It seems like there are some errors while reading a
text file encoded with ISO-2022-JP-2 using the codecs
module. In all my test cases, all latin1 characters
with an accent (e.g. e acute) do not appear in the
output string. However, if I convert the file manually
using iconv, I get everything right.
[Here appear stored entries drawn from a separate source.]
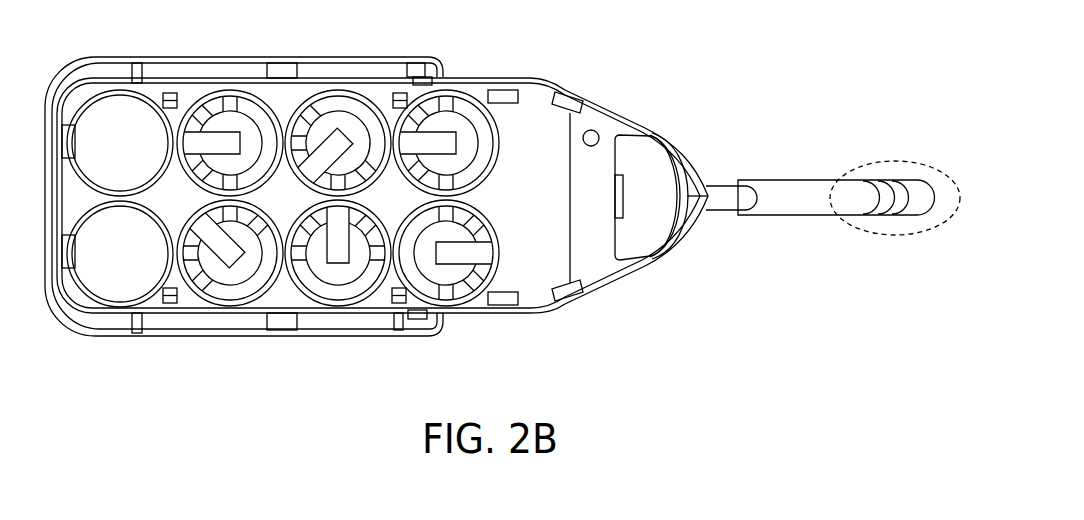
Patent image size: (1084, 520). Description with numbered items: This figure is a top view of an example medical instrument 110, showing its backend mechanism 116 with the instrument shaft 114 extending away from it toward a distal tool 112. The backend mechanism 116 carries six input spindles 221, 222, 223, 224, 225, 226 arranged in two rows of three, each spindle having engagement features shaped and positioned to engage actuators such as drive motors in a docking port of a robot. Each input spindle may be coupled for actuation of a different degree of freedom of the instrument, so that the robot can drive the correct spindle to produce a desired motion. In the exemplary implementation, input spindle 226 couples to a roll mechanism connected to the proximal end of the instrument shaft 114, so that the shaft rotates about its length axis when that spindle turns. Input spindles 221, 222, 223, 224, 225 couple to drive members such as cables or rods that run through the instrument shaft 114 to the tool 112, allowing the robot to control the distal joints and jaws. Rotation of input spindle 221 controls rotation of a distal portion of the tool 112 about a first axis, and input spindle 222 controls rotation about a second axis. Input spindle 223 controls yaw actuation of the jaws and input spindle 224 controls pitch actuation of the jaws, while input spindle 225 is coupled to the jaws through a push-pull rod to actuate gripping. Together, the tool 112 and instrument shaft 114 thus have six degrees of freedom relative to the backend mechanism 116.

The medical instrument 110 is at (727, 73).
The tool 112 is at (897, 162).
The instrument shaft 114 is at (780, 180).
The backend mechanism 116 is at (350, 58).
The input spindle 221 is at (236, 272).
The input spindle 222 is at (227, 127).
The input spindle 223 is at (338, 268).
The input spindle 224 is at (328, 126).
The input spindle 225 is at (448, 250).
The input spindle 226 is at (448, 125).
Here is a simple
script that will illustrate the problem:
###########################################
import codecs
import pygtk
import gtk
f = codecs.open( "test.iso-2022-jp-2" , "r" , \
"iso-2022-jp-2" )
s1 = f.readline().strip()
f.close()
f = open( "test.utf-8" , "r" )
s2 = f.readline().strip()
pack = gtk.VBox()
pack.pack_start( gtk.Label( s1 ) )
pack.pack_start( gtk.Label( s2 ) )
window = gtk.Window( gtk.WINDOW_TOPLEVEL )
window.add( pack )
window.show_all()
def event_destroy( widget , event , data ) :
gtk.main_quit()
return 0
window.connect( "delete_event" , \
lambda w,e,d: False , None )
window.connect( "destroy" , event_destroy , None )
gtk.main()
###########################################
I put the file "test.iso-2022-jp-2" in attachment. To
create the UTF-8 version of the file, I used the
following shell command:
iconv -f ISO-2022-JP-2 -t UTF-8 \
test.iso-2022-jp-2 > test.utf-8
When running this script, I would actually expect a
window with two times the same label. However, the
first one is missing the e acute.
--
Francois
|